Lecturas: La guerra de los secadores
Una estación de lo tragicómico
por Anahí Flores
Desde las primeras páginas, el narrador de La guerra de los secadores, de Sebastián Grimberg (Desde la Gente, 2021), nos avisa que él es dramático. De esta forma, entramos en la novela advertidos de que algunas cosas tal vez nos sean contadas con un tono exagerado.
La historia está ambientada en una estación de servicio, que es el lugar donde el protagonista trabaja llenando tanques, limpiando autos, baldeando baños. El equipo de trabajo, que tiene sus propias internas y fricciones, está formado por él y dos empleados más. Cierto día, un grupo de chicos se instala en el semáforo de la esquina a limpiar los vidrios de los autos que pasan y a partir de ahí se desata una tensión entre esos chicos y los empleados, ya que la situación afecta las propinas de estos últimos. Sabemos del protagonista que se esmera en no mancharse, para no tener que lavar la ropa tan seguido. “No mancharse es todo un arte”, nos dice. Mancharse o no mancharse para él no es un detalle menor: antes trabajaba en un local de lavado de ropa donde el vapor y el calor eran tan fuertes que parecía, nos cuenta, estar en el trópico. Cada situación laboral por la que pasa la vive con agobio, y las diferencias de clases sociales están presentes a diario en los autos de lujo que llegan a toda hora a la estación de servicio.
La novela está cargada de detalles tragicómicos.

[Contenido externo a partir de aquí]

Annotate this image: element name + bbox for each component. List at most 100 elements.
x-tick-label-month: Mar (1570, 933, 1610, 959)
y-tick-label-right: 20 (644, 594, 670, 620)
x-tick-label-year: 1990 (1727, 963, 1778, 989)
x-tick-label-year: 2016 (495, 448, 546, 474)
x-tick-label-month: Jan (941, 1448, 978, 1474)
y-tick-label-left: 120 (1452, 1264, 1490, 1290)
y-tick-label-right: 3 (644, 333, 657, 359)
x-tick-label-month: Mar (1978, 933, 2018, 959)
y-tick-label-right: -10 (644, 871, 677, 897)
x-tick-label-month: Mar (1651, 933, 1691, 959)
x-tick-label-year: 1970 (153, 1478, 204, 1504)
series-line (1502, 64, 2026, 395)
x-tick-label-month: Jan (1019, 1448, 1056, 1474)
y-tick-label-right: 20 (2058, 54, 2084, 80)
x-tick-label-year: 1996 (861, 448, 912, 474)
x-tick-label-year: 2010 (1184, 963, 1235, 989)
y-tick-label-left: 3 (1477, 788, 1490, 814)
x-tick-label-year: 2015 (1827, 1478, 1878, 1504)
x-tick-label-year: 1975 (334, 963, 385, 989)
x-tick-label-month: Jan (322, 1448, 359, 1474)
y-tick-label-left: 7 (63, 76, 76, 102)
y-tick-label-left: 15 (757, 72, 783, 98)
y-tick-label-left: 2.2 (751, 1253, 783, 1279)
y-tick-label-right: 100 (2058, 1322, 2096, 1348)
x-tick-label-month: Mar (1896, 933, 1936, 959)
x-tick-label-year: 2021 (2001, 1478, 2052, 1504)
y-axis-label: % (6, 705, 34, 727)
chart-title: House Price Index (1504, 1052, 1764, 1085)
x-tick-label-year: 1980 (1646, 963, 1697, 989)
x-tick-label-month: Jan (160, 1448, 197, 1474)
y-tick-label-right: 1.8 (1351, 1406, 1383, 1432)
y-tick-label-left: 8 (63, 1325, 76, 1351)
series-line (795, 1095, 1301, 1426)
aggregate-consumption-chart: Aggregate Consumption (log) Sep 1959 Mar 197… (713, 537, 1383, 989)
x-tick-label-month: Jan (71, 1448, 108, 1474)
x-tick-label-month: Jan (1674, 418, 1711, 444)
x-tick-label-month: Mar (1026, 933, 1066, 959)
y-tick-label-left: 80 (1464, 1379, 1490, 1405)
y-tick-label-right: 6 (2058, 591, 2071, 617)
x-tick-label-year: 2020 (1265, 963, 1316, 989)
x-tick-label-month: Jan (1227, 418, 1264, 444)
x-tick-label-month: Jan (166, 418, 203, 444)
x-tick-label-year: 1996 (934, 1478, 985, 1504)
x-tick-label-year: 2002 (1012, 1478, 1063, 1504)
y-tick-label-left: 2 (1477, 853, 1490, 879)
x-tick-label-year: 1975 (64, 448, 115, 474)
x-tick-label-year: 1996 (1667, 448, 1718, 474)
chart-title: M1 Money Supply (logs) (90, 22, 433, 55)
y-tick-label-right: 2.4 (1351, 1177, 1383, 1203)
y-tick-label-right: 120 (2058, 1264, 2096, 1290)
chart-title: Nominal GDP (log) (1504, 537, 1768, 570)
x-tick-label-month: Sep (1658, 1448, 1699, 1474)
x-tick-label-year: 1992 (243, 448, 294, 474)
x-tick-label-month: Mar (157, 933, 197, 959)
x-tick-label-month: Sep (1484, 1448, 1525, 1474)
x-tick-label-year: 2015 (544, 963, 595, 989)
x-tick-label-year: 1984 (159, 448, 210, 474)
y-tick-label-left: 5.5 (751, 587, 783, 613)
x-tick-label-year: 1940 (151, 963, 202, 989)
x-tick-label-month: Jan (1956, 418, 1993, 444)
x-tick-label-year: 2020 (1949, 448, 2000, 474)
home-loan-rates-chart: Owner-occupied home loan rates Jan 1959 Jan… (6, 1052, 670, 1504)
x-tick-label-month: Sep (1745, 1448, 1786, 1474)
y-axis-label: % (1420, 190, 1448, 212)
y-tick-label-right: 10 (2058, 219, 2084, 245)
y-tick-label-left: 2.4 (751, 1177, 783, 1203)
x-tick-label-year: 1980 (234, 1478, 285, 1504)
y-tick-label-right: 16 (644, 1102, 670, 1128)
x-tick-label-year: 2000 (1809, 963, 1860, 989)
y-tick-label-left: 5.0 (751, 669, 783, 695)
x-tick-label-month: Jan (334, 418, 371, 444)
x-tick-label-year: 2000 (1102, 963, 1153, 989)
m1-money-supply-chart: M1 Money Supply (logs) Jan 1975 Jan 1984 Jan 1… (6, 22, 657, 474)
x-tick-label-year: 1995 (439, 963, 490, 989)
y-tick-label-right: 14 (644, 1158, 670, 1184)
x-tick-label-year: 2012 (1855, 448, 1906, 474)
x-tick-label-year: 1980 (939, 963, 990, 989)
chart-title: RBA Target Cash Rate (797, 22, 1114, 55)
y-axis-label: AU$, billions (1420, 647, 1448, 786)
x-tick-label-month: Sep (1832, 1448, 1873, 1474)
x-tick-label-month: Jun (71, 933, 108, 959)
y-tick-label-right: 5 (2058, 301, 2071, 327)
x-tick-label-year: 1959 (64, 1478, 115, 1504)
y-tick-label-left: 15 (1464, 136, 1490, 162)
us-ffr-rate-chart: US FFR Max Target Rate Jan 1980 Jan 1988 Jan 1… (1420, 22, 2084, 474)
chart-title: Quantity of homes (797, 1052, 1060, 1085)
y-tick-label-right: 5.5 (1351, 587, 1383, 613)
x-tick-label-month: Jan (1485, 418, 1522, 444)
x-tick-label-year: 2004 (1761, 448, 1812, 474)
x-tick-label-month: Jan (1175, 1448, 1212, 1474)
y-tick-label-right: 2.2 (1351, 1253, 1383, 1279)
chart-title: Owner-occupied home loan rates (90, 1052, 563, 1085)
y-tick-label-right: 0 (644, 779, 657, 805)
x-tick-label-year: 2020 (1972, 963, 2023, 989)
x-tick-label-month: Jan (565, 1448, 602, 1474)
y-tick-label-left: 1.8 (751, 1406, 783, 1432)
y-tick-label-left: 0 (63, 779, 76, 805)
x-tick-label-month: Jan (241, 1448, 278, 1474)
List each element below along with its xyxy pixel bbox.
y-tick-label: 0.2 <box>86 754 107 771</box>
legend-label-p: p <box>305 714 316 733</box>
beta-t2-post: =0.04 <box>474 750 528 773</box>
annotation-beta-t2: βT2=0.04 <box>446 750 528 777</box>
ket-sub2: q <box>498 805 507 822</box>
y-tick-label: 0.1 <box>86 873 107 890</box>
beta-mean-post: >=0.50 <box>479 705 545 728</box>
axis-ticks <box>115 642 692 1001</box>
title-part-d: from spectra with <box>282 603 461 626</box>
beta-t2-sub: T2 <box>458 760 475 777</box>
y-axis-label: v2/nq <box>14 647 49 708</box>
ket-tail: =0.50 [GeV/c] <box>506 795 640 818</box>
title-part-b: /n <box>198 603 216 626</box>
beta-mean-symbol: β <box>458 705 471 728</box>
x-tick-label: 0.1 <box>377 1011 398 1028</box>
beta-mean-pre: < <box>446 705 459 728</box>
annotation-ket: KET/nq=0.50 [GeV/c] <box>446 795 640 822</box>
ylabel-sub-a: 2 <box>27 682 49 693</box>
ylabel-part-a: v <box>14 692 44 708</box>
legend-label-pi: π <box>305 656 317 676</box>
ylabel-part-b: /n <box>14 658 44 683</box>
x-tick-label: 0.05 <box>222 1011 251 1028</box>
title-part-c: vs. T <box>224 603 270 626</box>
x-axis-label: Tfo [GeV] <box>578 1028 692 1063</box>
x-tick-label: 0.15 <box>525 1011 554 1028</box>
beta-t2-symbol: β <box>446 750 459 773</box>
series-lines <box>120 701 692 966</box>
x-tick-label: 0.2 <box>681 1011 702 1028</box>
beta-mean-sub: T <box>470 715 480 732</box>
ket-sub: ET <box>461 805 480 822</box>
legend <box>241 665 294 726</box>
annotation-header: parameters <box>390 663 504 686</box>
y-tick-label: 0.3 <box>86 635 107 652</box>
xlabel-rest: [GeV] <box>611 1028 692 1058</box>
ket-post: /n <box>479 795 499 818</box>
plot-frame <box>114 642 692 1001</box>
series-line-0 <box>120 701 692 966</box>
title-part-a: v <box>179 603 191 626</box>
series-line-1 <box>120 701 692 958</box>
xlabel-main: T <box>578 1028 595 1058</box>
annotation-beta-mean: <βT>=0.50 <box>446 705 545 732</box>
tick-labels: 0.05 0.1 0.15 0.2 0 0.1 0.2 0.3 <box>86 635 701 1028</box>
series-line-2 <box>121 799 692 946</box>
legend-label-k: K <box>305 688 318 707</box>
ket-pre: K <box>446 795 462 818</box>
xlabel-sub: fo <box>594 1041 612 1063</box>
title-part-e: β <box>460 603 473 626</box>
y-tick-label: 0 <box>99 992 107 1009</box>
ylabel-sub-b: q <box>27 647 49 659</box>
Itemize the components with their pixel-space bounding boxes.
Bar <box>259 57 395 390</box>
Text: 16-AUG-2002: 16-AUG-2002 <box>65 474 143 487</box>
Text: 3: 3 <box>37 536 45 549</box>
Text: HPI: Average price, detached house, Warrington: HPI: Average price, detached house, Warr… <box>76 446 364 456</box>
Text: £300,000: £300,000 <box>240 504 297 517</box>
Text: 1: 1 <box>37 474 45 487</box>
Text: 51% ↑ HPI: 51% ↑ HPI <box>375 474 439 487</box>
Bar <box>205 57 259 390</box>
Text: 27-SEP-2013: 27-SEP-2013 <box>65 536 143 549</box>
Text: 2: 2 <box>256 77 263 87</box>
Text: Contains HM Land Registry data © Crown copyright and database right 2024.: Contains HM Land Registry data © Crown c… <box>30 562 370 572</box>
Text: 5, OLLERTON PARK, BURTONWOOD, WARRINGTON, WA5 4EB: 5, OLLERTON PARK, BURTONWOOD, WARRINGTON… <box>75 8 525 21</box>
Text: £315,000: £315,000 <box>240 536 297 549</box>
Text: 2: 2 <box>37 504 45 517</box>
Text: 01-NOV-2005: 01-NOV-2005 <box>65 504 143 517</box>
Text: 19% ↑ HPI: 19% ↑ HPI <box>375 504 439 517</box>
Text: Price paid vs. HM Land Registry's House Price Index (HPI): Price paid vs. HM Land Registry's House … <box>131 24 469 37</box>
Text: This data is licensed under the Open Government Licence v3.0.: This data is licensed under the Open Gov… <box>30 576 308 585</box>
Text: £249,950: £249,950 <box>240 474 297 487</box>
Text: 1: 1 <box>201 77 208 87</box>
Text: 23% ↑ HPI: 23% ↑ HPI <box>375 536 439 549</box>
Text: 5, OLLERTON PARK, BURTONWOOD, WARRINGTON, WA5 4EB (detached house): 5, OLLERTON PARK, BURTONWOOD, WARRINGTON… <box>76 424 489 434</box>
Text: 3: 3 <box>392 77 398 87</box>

Este tono tragicómico vuelve la historia más liviana, a pesar de la fuerte insatisfacción que el protagonista tiene constantemente, ya sea por su vida actual —limitada a dormir e ir a trabajar—, o por su vida pasada —en la que está incluido el recuerdo recurrente de una novia que lo abandonó y en quien él sigue pensando—, o incluso insatisfacción por su futuro próximo y lejano.